6. A cartridge as claimed in any preceding claim having a missile (9 or 9B) at the front of the casing, wherein the movable valve member (12) is captive in said casing (11), and is movable forwards to strike the missile prior to the plug unblocking a throat (27) of the front passage.

7. A cartridge as claimed in Claim 1, 2, 3, or 4 wherein said valve member (12) is dischargeable from the casing via the discharge passage (25).

8. A cartridge as claimed in Claim 7 wherein said valve member (12) is end-for-end symmetrical.

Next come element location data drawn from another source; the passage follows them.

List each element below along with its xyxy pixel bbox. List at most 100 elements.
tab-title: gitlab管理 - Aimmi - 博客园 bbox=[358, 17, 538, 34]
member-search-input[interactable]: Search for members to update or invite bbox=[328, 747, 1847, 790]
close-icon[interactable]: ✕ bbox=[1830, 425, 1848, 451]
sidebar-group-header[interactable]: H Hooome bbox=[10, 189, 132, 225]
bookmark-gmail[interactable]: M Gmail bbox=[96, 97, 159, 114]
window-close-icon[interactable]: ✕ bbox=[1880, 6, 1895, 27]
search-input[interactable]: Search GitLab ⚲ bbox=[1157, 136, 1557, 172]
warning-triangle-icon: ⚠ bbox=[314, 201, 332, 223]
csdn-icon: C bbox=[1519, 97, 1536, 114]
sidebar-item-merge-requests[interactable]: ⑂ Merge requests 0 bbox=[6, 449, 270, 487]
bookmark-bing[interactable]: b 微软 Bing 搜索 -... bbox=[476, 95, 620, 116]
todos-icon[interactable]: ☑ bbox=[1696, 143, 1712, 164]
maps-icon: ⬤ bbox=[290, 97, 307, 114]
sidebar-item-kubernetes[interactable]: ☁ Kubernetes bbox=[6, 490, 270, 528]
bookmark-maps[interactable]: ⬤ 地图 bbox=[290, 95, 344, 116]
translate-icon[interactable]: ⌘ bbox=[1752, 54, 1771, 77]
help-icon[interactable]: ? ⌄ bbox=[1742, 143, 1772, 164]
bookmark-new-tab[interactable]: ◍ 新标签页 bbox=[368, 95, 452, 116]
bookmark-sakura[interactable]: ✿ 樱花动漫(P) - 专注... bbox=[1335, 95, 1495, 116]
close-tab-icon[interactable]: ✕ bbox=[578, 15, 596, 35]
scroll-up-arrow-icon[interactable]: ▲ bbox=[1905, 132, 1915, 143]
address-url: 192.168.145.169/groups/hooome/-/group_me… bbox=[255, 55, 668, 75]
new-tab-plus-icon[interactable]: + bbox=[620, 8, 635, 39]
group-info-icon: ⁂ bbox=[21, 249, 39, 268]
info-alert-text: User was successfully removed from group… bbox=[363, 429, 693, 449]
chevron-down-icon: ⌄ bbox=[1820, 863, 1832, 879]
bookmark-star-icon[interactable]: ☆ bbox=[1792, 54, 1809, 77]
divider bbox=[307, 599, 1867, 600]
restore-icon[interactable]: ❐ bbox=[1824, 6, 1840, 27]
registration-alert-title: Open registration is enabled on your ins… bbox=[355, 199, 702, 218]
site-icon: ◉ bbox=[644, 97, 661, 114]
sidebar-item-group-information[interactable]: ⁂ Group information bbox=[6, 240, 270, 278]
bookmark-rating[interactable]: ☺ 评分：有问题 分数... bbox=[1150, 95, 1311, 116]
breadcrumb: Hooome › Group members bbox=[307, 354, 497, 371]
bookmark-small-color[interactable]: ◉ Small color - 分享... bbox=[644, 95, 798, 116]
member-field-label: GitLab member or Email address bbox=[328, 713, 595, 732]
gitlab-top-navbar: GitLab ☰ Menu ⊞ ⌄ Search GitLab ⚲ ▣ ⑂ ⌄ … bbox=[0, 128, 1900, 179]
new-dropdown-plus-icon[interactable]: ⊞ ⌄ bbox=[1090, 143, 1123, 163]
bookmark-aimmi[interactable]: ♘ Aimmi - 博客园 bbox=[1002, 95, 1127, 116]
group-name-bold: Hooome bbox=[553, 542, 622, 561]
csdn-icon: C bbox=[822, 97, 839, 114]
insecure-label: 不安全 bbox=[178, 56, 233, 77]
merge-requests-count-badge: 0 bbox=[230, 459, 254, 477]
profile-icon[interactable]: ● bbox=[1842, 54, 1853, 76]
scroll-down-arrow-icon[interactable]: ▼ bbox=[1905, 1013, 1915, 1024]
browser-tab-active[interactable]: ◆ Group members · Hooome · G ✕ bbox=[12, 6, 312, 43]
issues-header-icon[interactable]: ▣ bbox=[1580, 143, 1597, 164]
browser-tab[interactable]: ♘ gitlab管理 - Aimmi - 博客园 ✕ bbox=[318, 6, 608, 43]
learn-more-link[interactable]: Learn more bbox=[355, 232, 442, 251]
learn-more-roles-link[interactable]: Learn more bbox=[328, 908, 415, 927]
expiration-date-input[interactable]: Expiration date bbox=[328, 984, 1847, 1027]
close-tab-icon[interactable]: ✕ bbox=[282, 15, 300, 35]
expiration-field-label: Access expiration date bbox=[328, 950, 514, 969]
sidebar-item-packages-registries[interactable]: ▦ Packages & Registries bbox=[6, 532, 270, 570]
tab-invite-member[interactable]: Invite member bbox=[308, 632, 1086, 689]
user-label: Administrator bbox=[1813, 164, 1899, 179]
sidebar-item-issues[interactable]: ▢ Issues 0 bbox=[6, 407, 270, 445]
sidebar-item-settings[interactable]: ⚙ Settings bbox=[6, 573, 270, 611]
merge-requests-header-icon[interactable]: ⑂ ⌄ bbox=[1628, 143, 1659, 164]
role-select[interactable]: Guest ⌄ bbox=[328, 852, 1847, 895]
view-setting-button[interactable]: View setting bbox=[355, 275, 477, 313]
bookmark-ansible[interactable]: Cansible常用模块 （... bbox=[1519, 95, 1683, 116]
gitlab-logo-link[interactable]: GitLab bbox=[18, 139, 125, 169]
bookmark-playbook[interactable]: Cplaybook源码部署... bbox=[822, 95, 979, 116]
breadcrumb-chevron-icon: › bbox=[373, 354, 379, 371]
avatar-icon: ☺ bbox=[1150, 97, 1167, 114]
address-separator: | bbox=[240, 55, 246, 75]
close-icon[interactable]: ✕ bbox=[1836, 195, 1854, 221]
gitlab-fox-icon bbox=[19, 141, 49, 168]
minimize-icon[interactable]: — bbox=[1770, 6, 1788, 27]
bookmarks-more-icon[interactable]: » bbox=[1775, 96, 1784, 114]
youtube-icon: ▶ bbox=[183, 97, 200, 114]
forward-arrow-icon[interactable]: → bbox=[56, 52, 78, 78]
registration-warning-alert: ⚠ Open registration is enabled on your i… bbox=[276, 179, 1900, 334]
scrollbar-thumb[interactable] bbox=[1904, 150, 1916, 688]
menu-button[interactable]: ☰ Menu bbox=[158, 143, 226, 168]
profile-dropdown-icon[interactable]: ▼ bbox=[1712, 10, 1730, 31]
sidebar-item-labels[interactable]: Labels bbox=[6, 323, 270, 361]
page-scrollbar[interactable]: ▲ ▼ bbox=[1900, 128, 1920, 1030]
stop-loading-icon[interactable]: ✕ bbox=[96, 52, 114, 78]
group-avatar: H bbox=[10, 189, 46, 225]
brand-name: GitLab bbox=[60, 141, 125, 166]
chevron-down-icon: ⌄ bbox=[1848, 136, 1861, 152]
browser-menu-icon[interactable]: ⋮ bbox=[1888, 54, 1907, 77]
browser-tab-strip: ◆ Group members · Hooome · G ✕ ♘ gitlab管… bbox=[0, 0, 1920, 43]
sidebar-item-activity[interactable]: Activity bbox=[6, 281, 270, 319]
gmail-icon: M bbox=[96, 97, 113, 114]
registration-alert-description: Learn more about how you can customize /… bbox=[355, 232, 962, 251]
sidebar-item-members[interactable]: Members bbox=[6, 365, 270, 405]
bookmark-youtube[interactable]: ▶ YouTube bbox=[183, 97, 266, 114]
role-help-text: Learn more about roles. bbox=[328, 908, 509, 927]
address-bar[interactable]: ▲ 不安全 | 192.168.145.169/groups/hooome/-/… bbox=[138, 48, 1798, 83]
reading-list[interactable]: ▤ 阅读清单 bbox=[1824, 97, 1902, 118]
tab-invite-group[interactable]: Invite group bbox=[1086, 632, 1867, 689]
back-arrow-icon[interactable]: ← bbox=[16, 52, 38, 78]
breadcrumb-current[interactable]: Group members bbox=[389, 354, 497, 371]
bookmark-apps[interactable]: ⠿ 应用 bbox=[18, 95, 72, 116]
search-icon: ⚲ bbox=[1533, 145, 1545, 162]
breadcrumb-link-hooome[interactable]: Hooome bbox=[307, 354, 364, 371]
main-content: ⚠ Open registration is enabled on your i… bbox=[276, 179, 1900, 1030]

9. A round of ammunition comprising a cartridge as claimed in Claim 7 or 8 and a missile (9, 9A, 9B) at the front of the casing, wherein the maximum dimension of said valve member is less than the missile diameter.

10. A round of ammunition as claimed in Claim 9 wherein said valve member (12) is provided on or is secured to a missile (9A).

11. A cartridge as claimed in Claim 6 having a hollow front end portion (14) on which is mounted a cylindrical sleeve (320) which projects forwardly of the casing, and wherein the missile (9B) is located in and gripped resiliently by said sleeve.

12. A cartridge as claimed in any one of Claims 7 to 10 in a gun having an elongate firing pin (220) wherein the gun is arranged to advance the firing pin along the rear passage (24) prior to the gun being fired.

13. A cartridge (10), as claimed in any preceding claim, in a gun comprising a breech block (221) provided with a firing pin (220) and with safety means (310) to interengage safety means (311) provided at the base (13) of the cartridge (11) to allow the breech block to be advanced to a position in which the firing pin is operative to discharge the cartridge.

14. A cartridge as claimed in any one of Claims 1 to 12 in combination with charging means (80) providing an abutment (83, 283) engageable by the movable valve member (12) to hold said valve member substantially in said normal position during charging.